Senior Casey Johnson fell in the round of 32 in the NCAA Division III Women’s Tennis Individual Championship, which took place on May 21- 23.

The tournament was held at the Linder Family Tennis Center at Ohio Northern University and drew 32 student-athletes from across the nation.

This was Johnson’s third consecutive trip to the tournament, where she represented the ASC as the only women’s player selected from the conference for the singles draw.

Although she has gone far in her final days at UTD, the Plano native and four-time high school state champion had a slow start to her collegiate tennis career.

Johnson battled injuries as a freshman at Murray State University, a Division 1 school, only playing in three games for the Racers.

“I tore a ligament in each of my wrists at the same time,” she said.

With her collegiate tennis career in doubt and doctors uncertain she would ever play again, it took two years of rehabilitation to recover.

“I can’t even believe I am still playing tennis because the doctors said I wouldn’t be able to play competitively, but here I am,” Johnson said.

Johnson transferred to UTD as a sophomore and she developed as a player, earning first team All-ASC honors her first year as a Comet. Led by Johnson that season, UTD won the ASC title in 2013 and was offered a place in the NCAA Division III Team Championship.

Unfortunately for Johnson, she picked up an injury at the end of the season that would lead to a withdrawal from the national championship.

Rebounding from the injury, Johnson’s junior season was highlighted with a perfect 11-0 record in singles play, earning her First  Team All-ASC honors.

She made it back to the Division III Women’s Tennis Championships as a junior, but fell in the round of 32 in a straight-set loss to Brandeis’ Carley Cooke.

Head Men’s and Women’s Tennis coach Bryan Whitt said he is impressed with how Johnson has grown throughout her career with the Comets.
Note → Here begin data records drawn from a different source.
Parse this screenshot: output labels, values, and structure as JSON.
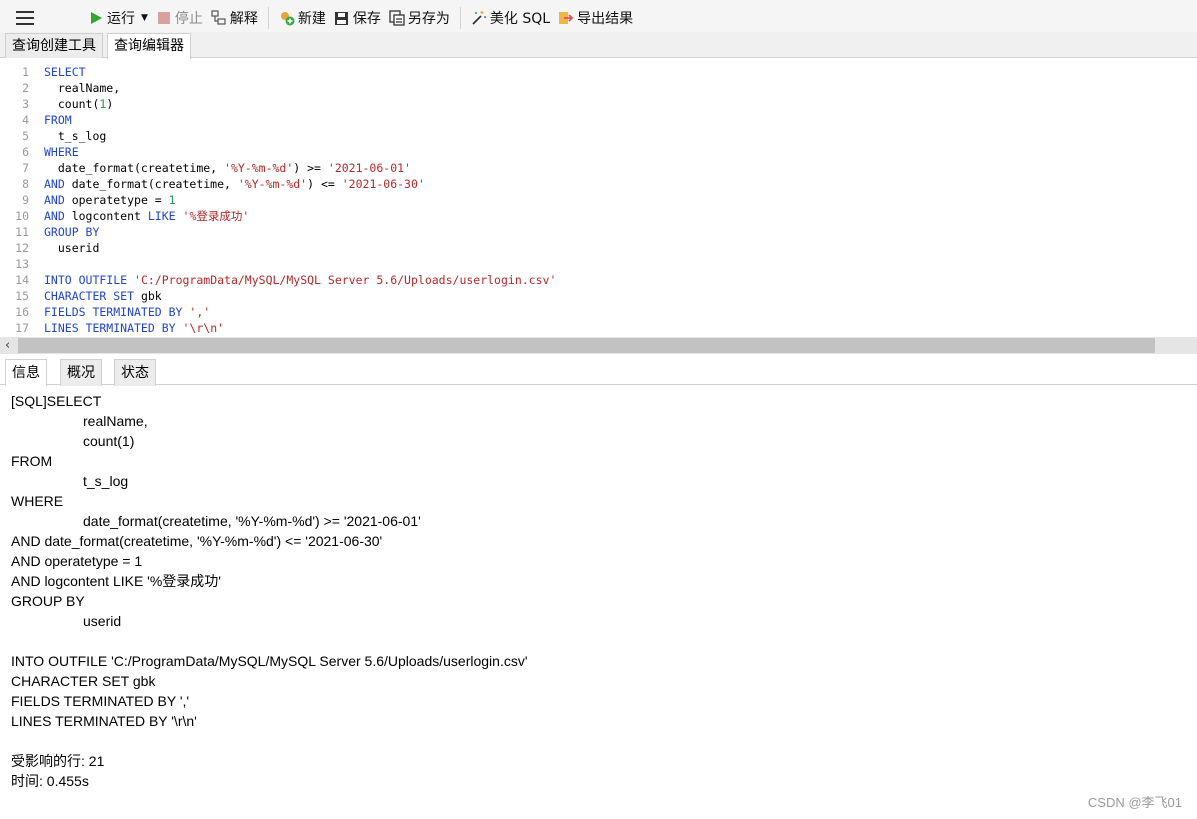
{
  "toolbar": {
    "run": "运行",
    "stop": "停止",
    "explain": "解释",
    "new": "新建",
    "save": "保存",
    "save_as": "另存为",
    "beautify": "美化 SQL",
    "export": "导出结果"
  },
  "tabs": [
    "查询创建工具",
    "查询编辑器"
  ],
  "editor_lines": [
    {
      "n": "1",
      "parts": [
        {
          "t": "SELECT",
          "c": "kw"
        }
      ]
    },
    {
      "n": "2",
      "parts": [
        {
          "t": "  realName,",
          "c": "pl"
        }
      ]
    },
    {
      "n": "3",
      "parts": [
        {
          "t": "  count(",
          "c": "pl"
        },
        {
          "t": "1",
          "c": "num"
        },
        {
          "t": ")",
          "c": "pl"
        }
      ]
    },
    {
      "n": "4",
      "parts": [
        {
          "t": "FROM",
          "c": "kw"
        }
      ]
    },
    {
      "n": "5",
      "parts": [
        {
          "t": "  t_s_log",
          "c": "pl"
        }
      ]
    },
    {
      "n": "6",
      "parts": [
        {
          "t": "WHERE",
          "c": "kw"
        }
      ]
    },
    {
      "n": "7",
      "parts": [
        {
          "t": "  date_format(createtime, ",
          "c": "pl"
        },
        {
          "t": "'%Y-%m-%d'",
          "c": "str"
        },
        {
          "t": ") >= ",
          "c": "pl"
        },
        {
          "t": "'2021-06-01'",
          "c": "str"
        }
      ]
    },
    {
      "n": "8",
      "parts": [
        {
          "t": "AND",
          "c": "kw"
        },
        {
          "t": " date_format(createtime, ",
          "c": "pl"
        },
        {
          "t": "'%Y-%m-%d'",
          "c": "str"
        },
        {
          "t": ") <= ",
          "c": "pl"
        },
        {
          "t": "'2021-06-30'",
          "c": "str"
        }
      ]
    },
    {
      "n": "9",
      "parts": [
        {
          "t": "AND",
          "c": "kw"
        },
        {
          "t": " operatetype = ",
          "c": "pl"
        },
        {
          "t": "1",
          "c": "num"
        }
      ]
    },
    {
      "n": "10",
      "parts": [
        {
          "t": "AND",
          "c": "kw"
        },
        {
          "t": " logcontent ",
          "c": "pl"
        },
        {
          "t": "LIKE",
          "c": "kw"
        },
        {
          "t": " ",
          "c": "pl"
        },
        {
          "t": "'%登录成功'",
          "c": "str"
        }
      ]
    },
    {
      "n": "11",
      "parts": [
        {
          "t": "GROUP BY",
          "c": "kw"
        }
      ]
    },
    {
      "n": "12",
      "parts": [
        {
          "t": "  userid",
          "c": "pl"
        }
      ]
    },
    {
      "n": "13",
      "parts": []
    },
    {
      "n": "14",
      "parts": [
        {
          "t": "INTO OUTFILE",
          "c": "kw"
        },
        {
          "t": " ",
          "c": "pl"
        },
        {
          "t": "'C:/ProgramData/MySQL/MySQL Server 5.6/Uploads/userlogin.csv'",
          "c": "str"
        }
      ]
    },
    {
      "n": "15",
      "parts": [
        {
          "t": "CHARACTER SET",
          "c": "kw"
        },
        {
          "t": " gbk",
          "c": "pl"
        }
      ]
    },
    {
      "n": "16",
      "parts": [
        {
          "t": "FIELDS TERMINATED BY",
          "c": "kw"
        },
        {
          "t": " ",
          "c": "pl"
        },
        {
          "t": "','",
          "c": "str"
        }
      ]
    },
    {
      "n": "17",
      "parts": [
        {
          "t": "LINES TERMINATED BY",
          "c": "kw"
        },
        {
          "t": " ",
          "c": "pl"
        },
        {
          "t": "'\\r\\n'",
          "c": "str"
        }
      ]
    }
  ],
  "bottom_tabs": [
    "信息",
    "概况",
    "状态"
  ],
  "output_lines": [
    {
      "t": "[SQL]SELECT",
      "ind": false
    },
    {
      "t": "realName,",
      "ind": true
    },
    {
      "t": "count(1)",
      "ind": true
    },
    {
      "t": "FROM",
      "ind": false
    },
    {
      "t": "t_s_log",
      "ind": true
    },
    {
      "t": "WHERE",
      "ind": false
    },
    {
      "t": "date_format(createtime, '%Y-%m-%d') >= '2021-06-01'",
      "ind": true
    },
    {
      "t": "AND date_format(createtime, '%Y-%m-%d') <= '2021-06-30'",
      "ind": false
    },
    {
      "t": "AND operatetype = 1",
      "ind": false
    },
    {
      "t": "AND logcontent LIKE '%登录成功'",
      "ind": false
    },
    {
      "t": "GROUP BY",
      "ind": false
    },
    {
      "t": "userid",
      "ind": true
    },
    {
      "t": "",
      "ind": false
    },
    {
      "t": "INTO OUTFILE 'C:/ProgramData/MySQL/MySQL Server 5.6/Uploads/userlogin.csv'",
      "ind": false
    },
    {
      "t": "CHARACTER SET gbk",
      "ind": false
    },
    {
      "t": "FIELDS TERMINATED BY ','",
      "ind": false
    },
    {
      "t": "LINES TERMINATED BY '\\r\\n'",
      "ind": false
    },
    {
      "t": "",
      "ind": false
    },
    {
      "t": "受影响的行: 21",
      "ind": false
    },
    {
      "t": "时间: 0.455s",
      "ind": false
    }
  ],
  "watermark": "CSDN @李飞01",
  "colors": {
    "keyword": "#2244cc",
    "string": "#b22a2a",
    "number": "#22964a",
    "run_icon": "#2ea82e"
  },
  "icons": [
    "menu-icon",
    "play-icon",
    "dropdown-arrow-icon",
    "stop-icon",
    "explain-icon",
    "new-icon",
    "save-icon",
    "save-as-icon",
    "magic-wand-icon",
    "export-icon"
  ]
}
“Casey handles pressure very well; people expect her to win when she goes out there on the court and she lives up to that,” Whitt said.

Transitioning from a Division I program, there was added pressure on Casey to be the best every time she played.
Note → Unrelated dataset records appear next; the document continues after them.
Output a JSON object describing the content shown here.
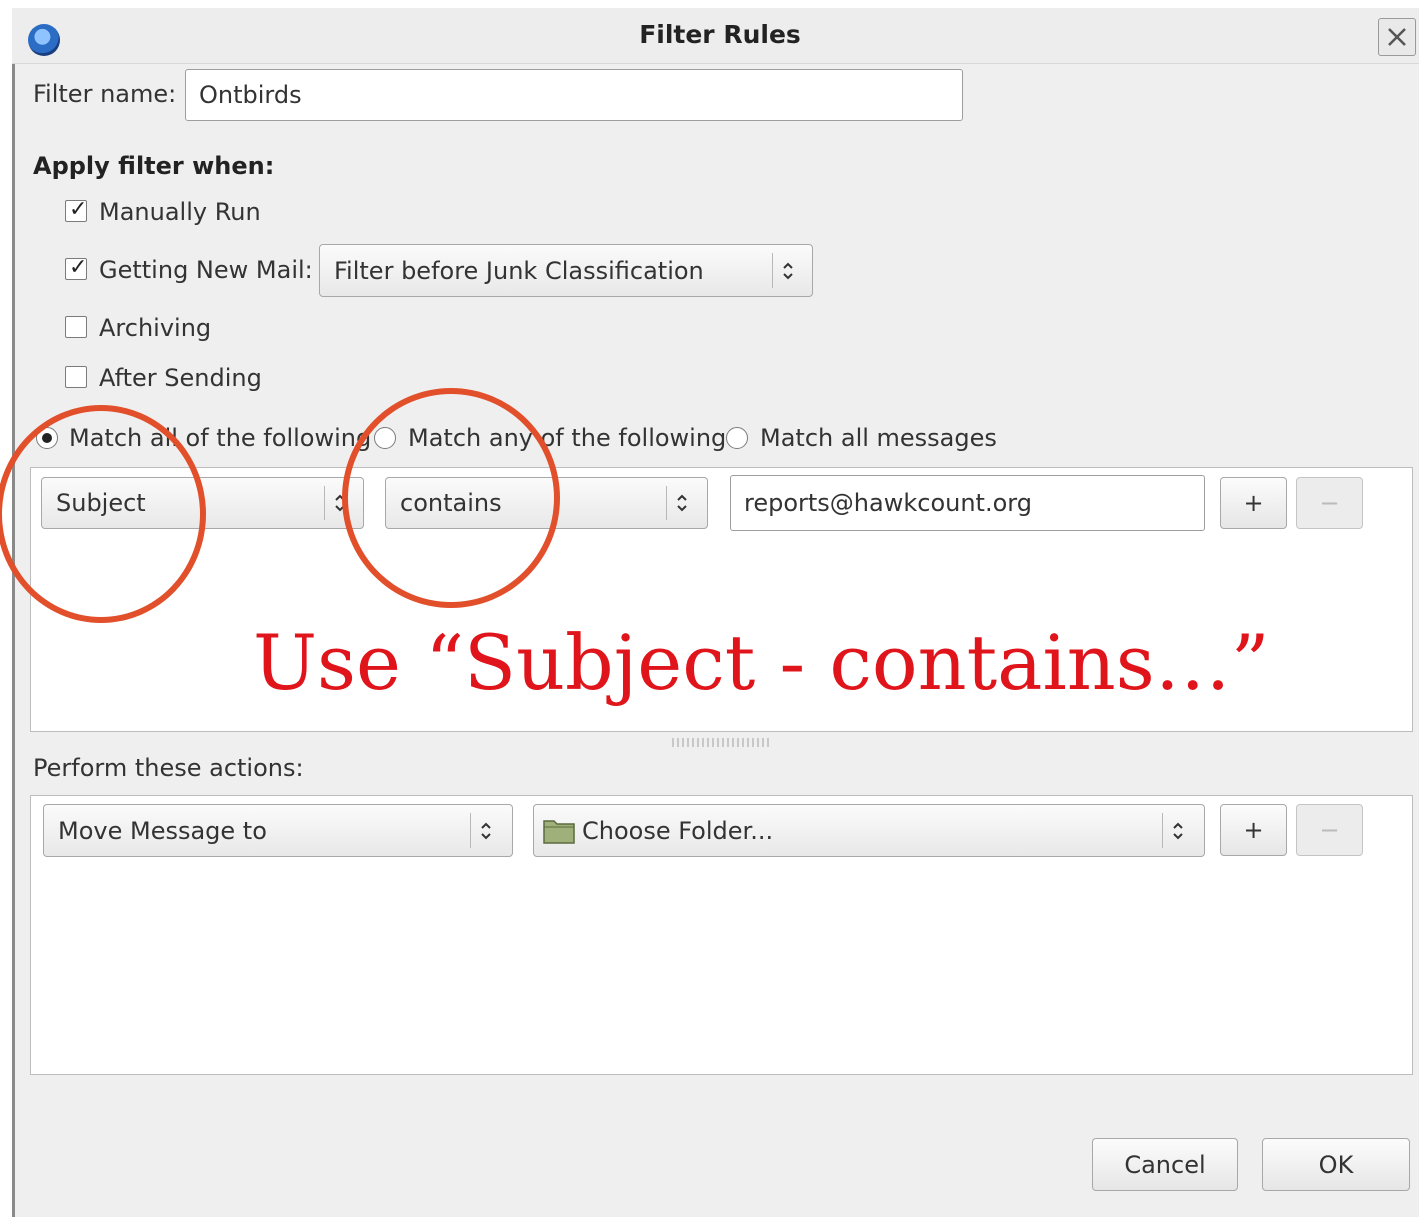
{
  "window": {
    "title": "Filter Rules",
    "app_icon": "thunderbird-icon",
    "close_icon": "close-icon"
  },
  "filter_name": {
    "label": "Filter name:",
    "value": "Ontbirds"
  },
  "apply_when": {
    "heading": "Apply filter when:",
    "manually_run": {
      "label": "Manually Run",
      "checked": true
    },
    "getting_new_mail": {
      "label": "Getting New Mail:",
      "checked": true,
      "timing_option": "Filter before Junk Classification"
    },
    "archiving": {
      "label": "Archiving",
      "checked": false
    },
    "after_sending": {
      "label": "After Sending",
      "checked": false
    }
  },
  "match_mode": {
    "all_label": "Match all of the following",
    "any_label": "Match any of the following",
    "all_messages_label": "Match all messages",
    "selected": "all"
  },
  "rule": {
    "field": "Subject",
    "operator": "contains",
    "value": "reports@hawkcount.org",
    "add_label": "+",
    "remove_label": "−"
  },
  "annotation": {
    "text": "Use “Subject - contains…”",
    "color": "#e0141b",
    "circle_color": "#e24f2b"
  },
  "actions": {
    "heading": "Perform these actions:",
    "action": "Move Message to",
    "folder": "Choose Folder...",
    "folder_icon": "folder-icon",
    "add_label": "+",
    "remove_label": "−"
  },
  "footer": {
    "cancel_label": "Cancel",
    "ok_label": "OK"
  }
}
Johnson, who finished this season with a 7-1 record despite a shortened schedule, headed into this year’s tournament with high expectations placed upon her.
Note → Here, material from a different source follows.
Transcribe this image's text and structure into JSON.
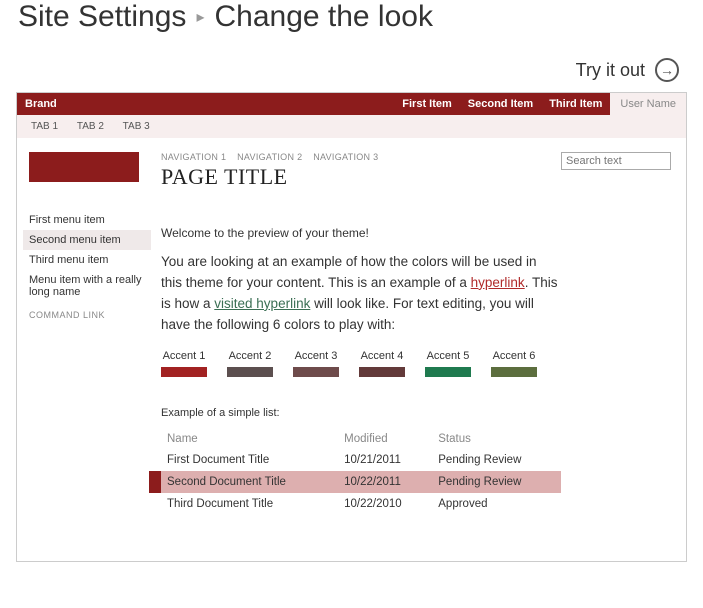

Whitt said he believed Johnson had a chance to make a deep run.

“She was definitely capable of advancing throughout the tournament,” he said. “The result was unfortunate because she played a strong match.”

This year’s draw saw Johnson matched up against Megan Tang from The University of Chicago.

The tournament was familiar territory for Tang, a three-time All-American who was making her third consecutive appearance in the competition.

“She was a great player, UOC consistently has a top program with exceptional athletes,” Whitt said.

Despite her efforts, Johnson fell in two sets, going 6-2 and 6-4.

“We had a really close match and a lot of long sets but she seemed to (have) won all of the important points,” Johnson said. “Either one of us could (have)won the match.””

Whitt witnessed Johnson’s frustration of her second consecutive first round exit.

“She was discouraged to lose, but she played exceptional and that definitely helps alleviate some of that pain,” Whitt said.

Despite her loss, Johnson finished with one of the best career records in program history. Across her three seasons with the Comets, Johnson is 26-3 in singles play and is the Comets’ all-time leader in singles victories.

Even though she has played her last match for UTD, Johnson plans to contribute to the tennis program to give guidance to younger players. She said that she wants to instill the wisdom she has learned over the years to the next generation of players.

“If you put in the work, the results will come,” Johnson said. “But make sure you have fun along the way.”